SHANGHAI/BEIJING (Reuters) - Energy, transport and finance deals are likely to be on the agenda as Chinese President Xi Jinping meets his Russian counterpart Vladimir Putin during a three-day visit to Russia, where he will attend World War Two commemorations.
The two heads of state will sign a joint statement on strengthening the Sino-Russian partnership and will also talk about plans to build a Europe-Asia trade and infrastructure network, Chinese Deputy Foreign Minister Cheng Guoping said this week, state media reported.
Deals likely to be discussed during the visit, which begins on Friday, include long-term crude oil trade cooperation, an eastern natural gas line project and accelerating a refinery joint venture in the coastal city of Tianjin, according to Chinese media.
The topic of more Chinese financing to Russian firms, which have been hamstrung by Western sanctions over the war in Ukraine, is also likely to be broached, reports said.

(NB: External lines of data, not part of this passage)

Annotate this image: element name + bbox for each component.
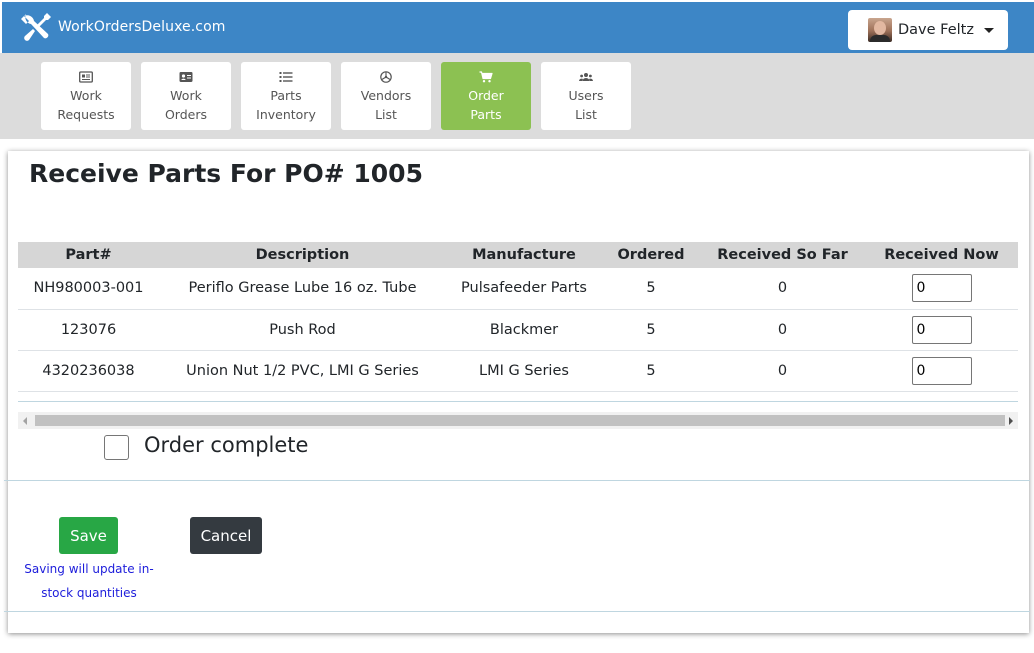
nav-vendors-list[interactable]: Vendors List	[341, 62, 431, 130]
part-description: Union Nut 1/2 PVC, LMI G Series	[159, 350, 446, 392]
col-header-part: Part#	[18, 242, 159, 268]
footer-divider	[4, 611, 1030, 612]
nav-users-list[interactable]: Users List	[541, 62, 631, 130]
table-row: 4320236038 Union Nut 1/2 PVC, LMI G Seri…	[18, 350, 1018, 392]
nav-work-requests[interactable]: Work Requests	[41, 62, 131, 130]
part-number: 123076	[18, 309, 159, 351]
part-description: Periflo Grease Lube 16 oz. Tube	[159, 268, 446, 310]
newspaper-icon	[79, 71, 93, 83]
qty-received-so-far: 0	[700, 309, 865, 351]
user-name: Dave Feltz	[898, 22, 974, 38]
table-row: 123076 Push Rod Blackmer 5 0	[18, 309, 1018, 351]
scrollbar-thumb[interactable]	[35, 415, 1005, 426]
scroll-left-arrow-icon[interactable]	[23, 417, 27, 425]
avatar	[868, 18, 892, 42]
page-title: Receive Parts For PO# 1005	[29, 159, 423, 188]
steering-icon	[380, 71, 392, 83]
qty-received-so-far: 0	[700, 350, 865, 392]
qty-received-so-far: 0	[700, 268, 865, 310]
nav-bar: Work Requests Work Orders Parts Inventor…	[0, 53, 1034, 139]
cart-icon	[479, 71, 493, 83]
qty-ordered: 5	[602, 268, 700, 310]
col-header-received-now: Received Now	[865, 242, 1018, 268]
table-header-row: Part# Description Manufacture Ordered Re…	[18, 242, 1018, 268]
qty-ordered: 5	[602, 309, 700, 351]
part-manufacture: LMI G Series	[446, 350, 602, 392]
section-divider	[4, 480, 1030, 481]
top-header: WorkOrdersDeluxe.com Dave Feltz	[2, 2, 1034, 53]
save-button[interactable]: Save	[59, 517, 118, 554]
table-row: NH980003-001 Periflo Grease Lube 16 oz. …	[18, 268, 1018, 310]
received-now-input[interactable]	[911, 315, 972, 344]
received-now-input[interactable]	[911, 356, 972, 385]
part-number: 4320236038	[18, 350, 159, 392]
col-header-received-so-far: Received So Far	[700, 242, 865, 268]
order-complete-checkbox[interactable]	[104, 435, 129, 460]
part-description: Push Rod	[159, 309, 446, 351]
qty-ordered: 5	[602, 350, 700, 392]
nav-order-parts[interactable]: Order Parts	[441, 62, 531, 130]
parts-table: Part# Description Manufacture Ordered Re…	[18, 242, 1018, 392]
received-now-cell	[865, 350, 1018, 392]
part-manufacture: Pulsafeeder Parts	[446, 268, 602, 310]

The two leaders could also speak about cooperating to build a railway link between the Russian cities of Moscow and Kazan. Foreign policy adviser Yuri Ushakov said on May 6 that China had offered to provide 300 billion euros ($335.82 billion) of financing for the project.
Xi is in Russia to join in commemorations of the 70th anniversary of the end of World War Two in Europe. Other leaders, mainly from Asia, former Soviet republics and Latin America, are also expected to attend.
The Chinese president has made a big public show of underscoring the importance of ties with Russia, and Moscow was the first capital he visited as president.
In an signed article published in Russian media on May 7 and reposted on China’s foreign ministry’s website, Xi recounted Russia and China’s experiences and victories during World War Two.
“China and Russia supported each other against the fascists and militarism, fought alongside each other, and cemented our friendship through blood and the loss of lives,” he wrote.
While China and Russia see eye-to-eye on many international diplomatic issues, Beijing has been careful not to be drawn into the struggle between Russia and the West over Ukraine’s future.
Nonetheless, Chinese officials have said that Western powers should take into consideration Russia’s legitimate security concerns over Ukraine.
Before arriving in Russia, Xi was in Kazakhstan, and will pay a state visit to Belarus on May 10 to 12.